LIFE IN THE WEST, 2023

Americana is a new series that explores untold histories of indigenous peoples in the US that while absent from academia and media are passed down through storytelling traditions. This image “Life in the West” features Kaa Folwell. She represents a story of a Native woman and the forthcoming impacts of western expansion and the Transcontinental Railroad on the Indigenous people. Native Americans—whose land the road of steel and wood charged across—are nowhere to be seen in railroad photography. This photo reminds us of a story—one of tragedy, transformation, and the paradigm-shifting effects of the railroad. Westward expansion changed our traditional worlds, arts, and landscapes forever. Invoking iconic imagery of the 1910s and 20s silent movie and the famous damsel in distress, tied to the railroad tracks—the psychological suspense hinges on--what will be her fate?

Americana explores the telling of Native American oral histories known in Native communities but erased from American history in academia and media.
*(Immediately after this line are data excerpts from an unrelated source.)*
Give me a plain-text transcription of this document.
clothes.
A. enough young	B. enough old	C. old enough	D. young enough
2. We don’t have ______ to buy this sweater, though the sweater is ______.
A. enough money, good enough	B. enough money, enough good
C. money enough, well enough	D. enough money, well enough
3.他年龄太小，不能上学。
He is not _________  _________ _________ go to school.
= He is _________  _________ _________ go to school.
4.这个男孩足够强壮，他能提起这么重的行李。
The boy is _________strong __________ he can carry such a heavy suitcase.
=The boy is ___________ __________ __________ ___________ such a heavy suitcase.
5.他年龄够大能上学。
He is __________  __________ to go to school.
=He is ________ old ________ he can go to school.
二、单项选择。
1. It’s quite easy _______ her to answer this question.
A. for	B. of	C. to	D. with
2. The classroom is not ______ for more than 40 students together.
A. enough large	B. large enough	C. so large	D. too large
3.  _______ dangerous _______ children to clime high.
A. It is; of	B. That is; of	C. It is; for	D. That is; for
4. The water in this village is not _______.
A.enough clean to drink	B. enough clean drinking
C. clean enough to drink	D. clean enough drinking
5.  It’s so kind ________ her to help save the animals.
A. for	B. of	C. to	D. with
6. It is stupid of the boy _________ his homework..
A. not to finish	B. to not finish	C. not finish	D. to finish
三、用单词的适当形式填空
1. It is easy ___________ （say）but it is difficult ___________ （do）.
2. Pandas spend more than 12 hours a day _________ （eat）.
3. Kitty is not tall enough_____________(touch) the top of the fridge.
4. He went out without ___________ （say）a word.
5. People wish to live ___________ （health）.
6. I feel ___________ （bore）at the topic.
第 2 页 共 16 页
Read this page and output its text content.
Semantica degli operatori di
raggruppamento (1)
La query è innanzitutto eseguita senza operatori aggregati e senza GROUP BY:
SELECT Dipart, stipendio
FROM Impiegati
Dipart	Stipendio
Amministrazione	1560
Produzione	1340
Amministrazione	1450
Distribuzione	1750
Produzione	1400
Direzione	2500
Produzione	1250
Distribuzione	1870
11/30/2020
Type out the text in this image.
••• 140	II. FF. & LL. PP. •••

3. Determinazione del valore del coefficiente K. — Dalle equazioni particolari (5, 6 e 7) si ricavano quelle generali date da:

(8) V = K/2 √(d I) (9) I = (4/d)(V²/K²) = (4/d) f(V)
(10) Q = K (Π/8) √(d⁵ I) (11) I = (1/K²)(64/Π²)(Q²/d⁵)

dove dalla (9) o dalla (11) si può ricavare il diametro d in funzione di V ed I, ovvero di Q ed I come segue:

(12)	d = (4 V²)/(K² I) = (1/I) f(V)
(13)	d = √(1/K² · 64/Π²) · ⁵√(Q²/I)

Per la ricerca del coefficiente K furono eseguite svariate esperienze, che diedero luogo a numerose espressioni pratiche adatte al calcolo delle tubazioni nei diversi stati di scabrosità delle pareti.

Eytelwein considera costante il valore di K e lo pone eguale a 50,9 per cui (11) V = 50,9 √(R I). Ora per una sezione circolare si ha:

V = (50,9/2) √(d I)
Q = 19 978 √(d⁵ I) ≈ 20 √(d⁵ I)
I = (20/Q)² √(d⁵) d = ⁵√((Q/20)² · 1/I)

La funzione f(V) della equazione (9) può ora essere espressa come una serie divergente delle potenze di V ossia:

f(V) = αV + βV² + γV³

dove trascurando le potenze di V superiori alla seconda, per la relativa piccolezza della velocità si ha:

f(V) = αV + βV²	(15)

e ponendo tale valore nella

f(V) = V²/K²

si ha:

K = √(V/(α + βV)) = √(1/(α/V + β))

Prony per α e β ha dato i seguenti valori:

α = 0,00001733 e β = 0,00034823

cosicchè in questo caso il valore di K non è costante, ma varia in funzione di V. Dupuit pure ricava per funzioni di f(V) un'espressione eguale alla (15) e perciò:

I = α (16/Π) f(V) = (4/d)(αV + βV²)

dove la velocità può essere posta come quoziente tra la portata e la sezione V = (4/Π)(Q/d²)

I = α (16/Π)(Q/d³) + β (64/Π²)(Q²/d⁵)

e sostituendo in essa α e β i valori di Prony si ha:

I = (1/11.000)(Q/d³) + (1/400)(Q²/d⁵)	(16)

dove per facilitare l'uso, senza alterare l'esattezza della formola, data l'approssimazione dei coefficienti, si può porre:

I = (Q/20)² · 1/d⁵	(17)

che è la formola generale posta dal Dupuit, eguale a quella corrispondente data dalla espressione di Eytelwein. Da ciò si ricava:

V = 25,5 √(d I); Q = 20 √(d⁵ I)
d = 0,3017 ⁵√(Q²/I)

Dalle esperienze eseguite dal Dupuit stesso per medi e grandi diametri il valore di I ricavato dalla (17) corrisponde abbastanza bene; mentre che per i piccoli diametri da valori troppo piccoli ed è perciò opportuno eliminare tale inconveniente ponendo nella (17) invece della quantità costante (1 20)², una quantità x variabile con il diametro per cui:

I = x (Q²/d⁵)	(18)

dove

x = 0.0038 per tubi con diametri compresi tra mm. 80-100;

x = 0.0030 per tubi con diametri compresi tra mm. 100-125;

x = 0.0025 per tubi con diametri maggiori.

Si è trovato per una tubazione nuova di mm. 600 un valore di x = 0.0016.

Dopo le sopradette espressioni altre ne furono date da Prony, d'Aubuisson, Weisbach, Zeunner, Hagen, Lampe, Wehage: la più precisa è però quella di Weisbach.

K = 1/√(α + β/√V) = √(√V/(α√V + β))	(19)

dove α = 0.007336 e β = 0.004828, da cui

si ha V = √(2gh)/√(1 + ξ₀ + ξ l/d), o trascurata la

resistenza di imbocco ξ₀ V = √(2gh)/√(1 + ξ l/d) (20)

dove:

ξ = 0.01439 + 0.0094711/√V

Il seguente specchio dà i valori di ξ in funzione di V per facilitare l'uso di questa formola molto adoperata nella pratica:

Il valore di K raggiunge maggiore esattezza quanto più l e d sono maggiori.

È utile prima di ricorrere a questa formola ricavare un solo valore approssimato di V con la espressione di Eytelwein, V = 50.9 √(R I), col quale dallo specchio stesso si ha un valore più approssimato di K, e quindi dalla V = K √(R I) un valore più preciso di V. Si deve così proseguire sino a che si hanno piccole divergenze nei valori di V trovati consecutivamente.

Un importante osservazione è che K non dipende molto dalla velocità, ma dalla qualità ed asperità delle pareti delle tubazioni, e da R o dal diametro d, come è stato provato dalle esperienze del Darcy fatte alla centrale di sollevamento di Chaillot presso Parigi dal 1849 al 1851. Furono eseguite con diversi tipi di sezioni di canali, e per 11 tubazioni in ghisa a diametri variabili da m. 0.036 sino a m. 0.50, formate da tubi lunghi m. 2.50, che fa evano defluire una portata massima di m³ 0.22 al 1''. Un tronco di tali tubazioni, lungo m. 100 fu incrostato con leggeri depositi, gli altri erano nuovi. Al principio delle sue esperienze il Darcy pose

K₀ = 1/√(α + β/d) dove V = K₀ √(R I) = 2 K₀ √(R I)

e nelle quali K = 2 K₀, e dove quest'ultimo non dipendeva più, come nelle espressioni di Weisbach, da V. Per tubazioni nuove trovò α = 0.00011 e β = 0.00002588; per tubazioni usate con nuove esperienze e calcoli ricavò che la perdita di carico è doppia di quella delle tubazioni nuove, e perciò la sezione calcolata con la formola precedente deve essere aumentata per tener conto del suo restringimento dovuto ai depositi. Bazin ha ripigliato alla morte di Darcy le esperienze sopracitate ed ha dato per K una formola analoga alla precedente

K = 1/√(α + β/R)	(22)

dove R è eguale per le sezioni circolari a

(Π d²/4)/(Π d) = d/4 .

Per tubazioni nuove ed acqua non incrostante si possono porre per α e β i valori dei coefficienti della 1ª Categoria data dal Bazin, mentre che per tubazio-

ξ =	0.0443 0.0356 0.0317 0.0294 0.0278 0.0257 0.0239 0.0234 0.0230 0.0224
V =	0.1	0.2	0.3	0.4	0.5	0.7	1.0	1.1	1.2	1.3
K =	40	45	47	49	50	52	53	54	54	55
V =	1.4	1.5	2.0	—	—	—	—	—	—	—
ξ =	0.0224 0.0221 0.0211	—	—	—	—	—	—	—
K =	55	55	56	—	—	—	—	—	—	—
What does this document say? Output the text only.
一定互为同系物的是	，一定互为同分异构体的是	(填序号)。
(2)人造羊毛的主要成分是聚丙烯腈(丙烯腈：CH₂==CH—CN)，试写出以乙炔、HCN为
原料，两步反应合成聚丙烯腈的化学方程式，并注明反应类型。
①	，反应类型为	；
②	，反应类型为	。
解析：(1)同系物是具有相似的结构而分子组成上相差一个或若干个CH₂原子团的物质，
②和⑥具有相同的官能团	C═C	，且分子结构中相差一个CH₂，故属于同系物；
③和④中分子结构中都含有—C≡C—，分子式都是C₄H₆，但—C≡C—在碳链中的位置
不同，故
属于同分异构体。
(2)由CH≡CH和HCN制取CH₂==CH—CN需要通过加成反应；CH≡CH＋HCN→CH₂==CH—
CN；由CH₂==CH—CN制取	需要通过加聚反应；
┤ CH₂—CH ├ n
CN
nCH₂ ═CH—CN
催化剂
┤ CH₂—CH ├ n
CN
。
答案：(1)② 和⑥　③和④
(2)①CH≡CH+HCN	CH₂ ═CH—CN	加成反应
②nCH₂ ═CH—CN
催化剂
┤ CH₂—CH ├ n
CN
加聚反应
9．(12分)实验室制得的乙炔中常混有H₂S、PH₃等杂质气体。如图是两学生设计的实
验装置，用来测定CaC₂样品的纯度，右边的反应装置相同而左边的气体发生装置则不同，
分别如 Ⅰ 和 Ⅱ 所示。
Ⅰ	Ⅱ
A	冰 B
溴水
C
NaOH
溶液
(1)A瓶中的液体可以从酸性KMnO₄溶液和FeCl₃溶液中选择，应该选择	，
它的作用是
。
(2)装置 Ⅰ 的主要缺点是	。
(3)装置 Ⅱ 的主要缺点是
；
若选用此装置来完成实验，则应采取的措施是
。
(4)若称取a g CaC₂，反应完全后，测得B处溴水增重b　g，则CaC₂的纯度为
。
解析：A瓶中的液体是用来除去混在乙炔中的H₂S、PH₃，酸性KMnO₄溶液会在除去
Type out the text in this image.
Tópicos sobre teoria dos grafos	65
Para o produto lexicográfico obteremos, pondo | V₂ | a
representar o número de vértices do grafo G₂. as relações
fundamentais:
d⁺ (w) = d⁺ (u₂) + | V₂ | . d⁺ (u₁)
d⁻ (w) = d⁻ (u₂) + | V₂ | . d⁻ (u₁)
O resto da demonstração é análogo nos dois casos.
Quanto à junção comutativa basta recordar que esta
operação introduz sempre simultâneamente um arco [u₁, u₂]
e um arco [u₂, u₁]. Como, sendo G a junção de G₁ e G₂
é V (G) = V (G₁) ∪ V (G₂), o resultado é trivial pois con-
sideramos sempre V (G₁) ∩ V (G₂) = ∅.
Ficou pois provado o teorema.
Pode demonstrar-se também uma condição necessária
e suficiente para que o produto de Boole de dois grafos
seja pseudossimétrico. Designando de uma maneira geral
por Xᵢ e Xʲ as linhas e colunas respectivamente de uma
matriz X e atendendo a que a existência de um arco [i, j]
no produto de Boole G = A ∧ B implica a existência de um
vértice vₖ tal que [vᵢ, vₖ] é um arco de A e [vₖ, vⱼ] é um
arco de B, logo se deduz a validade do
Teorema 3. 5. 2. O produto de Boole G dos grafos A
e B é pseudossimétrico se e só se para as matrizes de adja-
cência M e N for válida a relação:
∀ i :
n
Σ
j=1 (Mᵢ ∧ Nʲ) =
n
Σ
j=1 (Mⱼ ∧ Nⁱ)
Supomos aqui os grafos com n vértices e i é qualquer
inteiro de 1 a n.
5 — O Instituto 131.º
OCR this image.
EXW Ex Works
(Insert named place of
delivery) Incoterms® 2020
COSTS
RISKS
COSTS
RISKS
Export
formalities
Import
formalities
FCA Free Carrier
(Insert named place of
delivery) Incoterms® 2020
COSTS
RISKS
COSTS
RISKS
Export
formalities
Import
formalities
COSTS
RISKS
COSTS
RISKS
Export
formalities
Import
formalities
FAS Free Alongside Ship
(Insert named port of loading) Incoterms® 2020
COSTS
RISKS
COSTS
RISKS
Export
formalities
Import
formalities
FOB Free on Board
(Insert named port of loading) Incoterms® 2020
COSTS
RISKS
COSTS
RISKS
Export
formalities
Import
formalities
The series explores the retelling of history from a Native point of view by utilizing different genres of film that have created an absence of Native representation or casting Natives as villainous or unintelligent and then countering those depictions. The series examines the startling effect of film noir and other stylized techniques to garner an understanding of the audience for the way these depictions are internalized when the "tables are turned," and the Native subjects become the protagonists and the antagonists in the visual narratives become the colonizers. While some are potentially dark or disturbing (they are meant to be), some are celebratory of lived experiences that were erased throughout American history. The artist reflects on how easily Native Americans were portrayed as inferior throughout Americana and the effects those portrayals still have on Native people and lets the audience feel those inequities.